An injury may not be obvious when a workplace accident occurs. The psychological effects of a traumatic on-the-job experience can take time to manifest and diagnose. That delay can conflict with Illinois workers' compensation and insurance rules that impose deadlines on applications for workers' compensation benefits' claims.
A state Supreme Court recently sided with a steel plant employee, diagnosed with post-traumatic stress disorder after watching two colleagues die from falls at work. A claim for workers' compensation benefits was filed more than a year after the separate workplace fatalities in February and April 2008. A chancery court initially ruled a June 2009 claim for benefits was submitted too late.
Court records say the "distraught" worker, employed by an Illinois-based steel plant, did not participate in company-sponsored, post-accident grief counseling. The employee later developed anxiety and had difficulty controlling his emotions. It took health care professionals more than a year after the fatal work accidents to diagnose the employee with PTSD.
The chancery court based its ruling on an accident injury date that coincided with the first death at the steel plant. According to the decision, the benefits' application was filed four months too late. A second review by the same court, however, concluded the PTSD claim had not exceeded the statute of limitations.

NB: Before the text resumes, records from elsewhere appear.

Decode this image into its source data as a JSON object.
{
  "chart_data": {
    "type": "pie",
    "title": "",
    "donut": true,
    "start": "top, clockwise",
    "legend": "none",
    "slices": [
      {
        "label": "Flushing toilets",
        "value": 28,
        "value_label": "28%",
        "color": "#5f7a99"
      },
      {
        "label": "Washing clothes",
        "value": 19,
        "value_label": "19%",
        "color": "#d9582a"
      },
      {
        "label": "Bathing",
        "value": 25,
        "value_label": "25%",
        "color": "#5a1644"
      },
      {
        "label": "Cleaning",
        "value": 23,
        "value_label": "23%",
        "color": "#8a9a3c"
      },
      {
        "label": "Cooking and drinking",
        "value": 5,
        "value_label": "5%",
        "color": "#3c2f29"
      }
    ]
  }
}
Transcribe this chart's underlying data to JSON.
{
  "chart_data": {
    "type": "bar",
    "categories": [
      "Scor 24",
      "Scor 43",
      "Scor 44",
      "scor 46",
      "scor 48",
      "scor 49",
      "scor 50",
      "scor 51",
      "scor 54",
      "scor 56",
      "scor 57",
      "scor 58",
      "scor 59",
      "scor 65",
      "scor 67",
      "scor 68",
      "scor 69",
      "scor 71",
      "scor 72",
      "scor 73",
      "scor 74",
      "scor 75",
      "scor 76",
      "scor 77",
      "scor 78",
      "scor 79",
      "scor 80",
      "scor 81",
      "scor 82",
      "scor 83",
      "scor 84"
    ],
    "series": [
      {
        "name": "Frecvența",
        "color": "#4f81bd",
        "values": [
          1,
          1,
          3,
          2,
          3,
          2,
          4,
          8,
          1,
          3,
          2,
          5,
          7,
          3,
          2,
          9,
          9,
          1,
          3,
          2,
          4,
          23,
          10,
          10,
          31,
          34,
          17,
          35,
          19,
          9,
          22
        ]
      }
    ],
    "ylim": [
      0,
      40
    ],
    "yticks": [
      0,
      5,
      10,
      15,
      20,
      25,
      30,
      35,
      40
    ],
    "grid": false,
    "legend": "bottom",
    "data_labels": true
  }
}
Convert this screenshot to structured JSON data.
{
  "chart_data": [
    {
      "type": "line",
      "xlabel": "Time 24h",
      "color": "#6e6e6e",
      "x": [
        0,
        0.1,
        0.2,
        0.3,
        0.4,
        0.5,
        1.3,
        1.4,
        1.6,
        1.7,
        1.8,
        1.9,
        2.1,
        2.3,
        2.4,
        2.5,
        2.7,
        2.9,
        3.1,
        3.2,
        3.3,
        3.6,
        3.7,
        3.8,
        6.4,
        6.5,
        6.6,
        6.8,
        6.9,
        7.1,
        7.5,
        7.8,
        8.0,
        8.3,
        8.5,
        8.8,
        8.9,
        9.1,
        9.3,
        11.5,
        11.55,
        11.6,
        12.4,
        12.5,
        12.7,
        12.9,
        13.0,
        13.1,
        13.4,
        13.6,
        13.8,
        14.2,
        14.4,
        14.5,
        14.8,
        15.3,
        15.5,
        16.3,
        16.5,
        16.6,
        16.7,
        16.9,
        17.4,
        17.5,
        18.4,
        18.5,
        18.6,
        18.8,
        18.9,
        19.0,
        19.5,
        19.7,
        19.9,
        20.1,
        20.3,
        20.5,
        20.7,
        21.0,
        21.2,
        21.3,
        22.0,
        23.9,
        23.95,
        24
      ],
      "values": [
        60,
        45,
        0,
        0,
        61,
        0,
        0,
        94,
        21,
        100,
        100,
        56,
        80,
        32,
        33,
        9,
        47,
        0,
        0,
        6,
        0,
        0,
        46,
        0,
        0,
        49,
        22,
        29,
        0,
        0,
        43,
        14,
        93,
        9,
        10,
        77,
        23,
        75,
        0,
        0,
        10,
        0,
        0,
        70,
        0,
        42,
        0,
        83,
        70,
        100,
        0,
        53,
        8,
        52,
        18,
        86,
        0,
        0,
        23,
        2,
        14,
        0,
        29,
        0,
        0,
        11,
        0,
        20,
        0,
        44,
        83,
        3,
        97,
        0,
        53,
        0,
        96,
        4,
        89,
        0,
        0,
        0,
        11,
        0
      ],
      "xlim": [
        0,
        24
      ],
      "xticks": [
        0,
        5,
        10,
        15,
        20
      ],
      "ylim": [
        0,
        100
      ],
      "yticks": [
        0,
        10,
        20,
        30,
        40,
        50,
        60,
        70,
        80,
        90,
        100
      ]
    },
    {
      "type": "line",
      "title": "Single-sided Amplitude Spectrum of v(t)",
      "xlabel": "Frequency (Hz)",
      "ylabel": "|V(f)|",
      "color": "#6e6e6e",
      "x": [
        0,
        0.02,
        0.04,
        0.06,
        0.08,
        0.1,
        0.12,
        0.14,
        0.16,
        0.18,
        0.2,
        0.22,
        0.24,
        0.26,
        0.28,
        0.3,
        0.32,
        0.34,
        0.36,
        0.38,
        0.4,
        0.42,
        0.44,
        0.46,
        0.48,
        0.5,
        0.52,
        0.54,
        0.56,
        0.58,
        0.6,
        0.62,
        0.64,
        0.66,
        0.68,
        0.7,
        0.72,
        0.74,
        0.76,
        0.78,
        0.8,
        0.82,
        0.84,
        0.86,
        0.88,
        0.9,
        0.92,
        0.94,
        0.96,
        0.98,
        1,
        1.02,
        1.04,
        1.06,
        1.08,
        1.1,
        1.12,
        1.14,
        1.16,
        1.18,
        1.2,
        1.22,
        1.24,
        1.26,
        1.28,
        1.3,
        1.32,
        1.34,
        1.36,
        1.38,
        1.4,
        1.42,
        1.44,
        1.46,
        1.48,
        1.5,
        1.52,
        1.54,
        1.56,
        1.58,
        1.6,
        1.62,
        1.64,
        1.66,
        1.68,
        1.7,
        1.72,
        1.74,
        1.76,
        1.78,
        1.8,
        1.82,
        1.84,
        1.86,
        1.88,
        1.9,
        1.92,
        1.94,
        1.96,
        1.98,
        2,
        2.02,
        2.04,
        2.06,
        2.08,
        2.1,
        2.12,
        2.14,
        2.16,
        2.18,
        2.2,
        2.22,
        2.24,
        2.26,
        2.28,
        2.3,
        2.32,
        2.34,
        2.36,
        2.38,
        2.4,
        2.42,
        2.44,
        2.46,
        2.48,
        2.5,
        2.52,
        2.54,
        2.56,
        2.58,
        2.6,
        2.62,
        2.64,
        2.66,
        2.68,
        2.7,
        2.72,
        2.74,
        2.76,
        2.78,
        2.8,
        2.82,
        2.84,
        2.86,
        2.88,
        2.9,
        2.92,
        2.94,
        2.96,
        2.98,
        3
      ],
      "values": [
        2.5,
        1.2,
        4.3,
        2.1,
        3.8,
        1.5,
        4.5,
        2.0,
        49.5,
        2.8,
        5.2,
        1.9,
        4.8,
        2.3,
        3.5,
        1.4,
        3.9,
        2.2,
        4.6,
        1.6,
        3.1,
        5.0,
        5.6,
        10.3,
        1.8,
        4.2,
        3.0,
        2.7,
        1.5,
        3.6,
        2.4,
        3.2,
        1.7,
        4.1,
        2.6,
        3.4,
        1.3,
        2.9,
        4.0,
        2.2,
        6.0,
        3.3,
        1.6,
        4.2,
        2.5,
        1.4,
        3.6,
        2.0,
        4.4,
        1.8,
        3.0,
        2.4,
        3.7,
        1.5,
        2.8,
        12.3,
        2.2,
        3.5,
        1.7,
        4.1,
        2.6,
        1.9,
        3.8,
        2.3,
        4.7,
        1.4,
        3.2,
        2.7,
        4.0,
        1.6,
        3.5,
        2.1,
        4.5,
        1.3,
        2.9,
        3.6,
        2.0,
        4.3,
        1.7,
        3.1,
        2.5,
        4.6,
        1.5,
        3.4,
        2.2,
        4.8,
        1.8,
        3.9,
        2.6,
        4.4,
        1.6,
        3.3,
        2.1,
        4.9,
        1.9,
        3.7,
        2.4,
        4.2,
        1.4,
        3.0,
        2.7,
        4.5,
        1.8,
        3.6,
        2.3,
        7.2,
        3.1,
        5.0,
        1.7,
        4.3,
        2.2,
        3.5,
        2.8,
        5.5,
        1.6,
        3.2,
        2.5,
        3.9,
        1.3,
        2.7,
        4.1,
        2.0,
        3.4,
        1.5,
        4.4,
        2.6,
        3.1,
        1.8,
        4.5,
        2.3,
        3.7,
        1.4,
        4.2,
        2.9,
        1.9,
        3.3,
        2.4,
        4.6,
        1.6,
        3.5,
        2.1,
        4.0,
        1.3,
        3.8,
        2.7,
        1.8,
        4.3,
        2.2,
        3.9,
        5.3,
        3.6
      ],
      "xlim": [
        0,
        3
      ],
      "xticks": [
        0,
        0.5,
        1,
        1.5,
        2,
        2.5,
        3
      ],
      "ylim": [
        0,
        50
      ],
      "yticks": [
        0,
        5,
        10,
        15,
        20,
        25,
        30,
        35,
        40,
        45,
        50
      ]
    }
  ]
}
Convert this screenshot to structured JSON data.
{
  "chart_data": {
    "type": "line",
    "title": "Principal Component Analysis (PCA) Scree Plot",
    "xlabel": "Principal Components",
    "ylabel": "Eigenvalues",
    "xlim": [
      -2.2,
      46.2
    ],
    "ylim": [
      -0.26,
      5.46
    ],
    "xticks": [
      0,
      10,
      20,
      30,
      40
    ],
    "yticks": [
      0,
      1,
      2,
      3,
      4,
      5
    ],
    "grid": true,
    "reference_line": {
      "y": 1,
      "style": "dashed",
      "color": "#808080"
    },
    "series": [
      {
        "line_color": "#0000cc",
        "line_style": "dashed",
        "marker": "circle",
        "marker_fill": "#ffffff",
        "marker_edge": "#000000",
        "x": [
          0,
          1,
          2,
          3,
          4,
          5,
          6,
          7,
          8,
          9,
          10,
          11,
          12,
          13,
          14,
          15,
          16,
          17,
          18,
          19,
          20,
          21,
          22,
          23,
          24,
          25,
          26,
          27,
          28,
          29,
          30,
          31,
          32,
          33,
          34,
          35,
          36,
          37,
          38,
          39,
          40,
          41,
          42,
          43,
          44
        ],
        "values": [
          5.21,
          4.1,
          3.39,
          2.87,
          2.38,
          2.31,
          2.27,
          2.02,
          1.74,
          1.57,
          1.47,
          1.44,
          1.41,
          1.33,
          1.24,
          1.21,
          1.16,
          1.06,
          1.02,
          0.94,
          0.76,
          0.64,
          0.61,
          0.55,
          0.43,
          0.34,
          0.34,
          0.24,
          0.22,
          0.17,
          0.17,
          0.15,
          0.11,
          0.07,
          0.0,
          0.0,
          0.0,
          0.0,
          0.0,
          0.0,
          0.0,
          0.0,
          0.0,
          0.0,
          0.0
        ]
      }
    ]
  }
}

The state Supreme Court unanimously agreed the worker's injury did not occur on the same day as the first death at the steel plant. The court argued that the worker's diagnosis date was the employee's first opportunity to become aware of the injury he sustained. A workers' compensation claim could not be made before an injury diagnosis.
The case was remanded to the chancery court, which is expected to award the steel worker benefits for permanent partial disability. In cases like these, workers' compensation attorneys can help ease the legal pressure faced by victims and their families.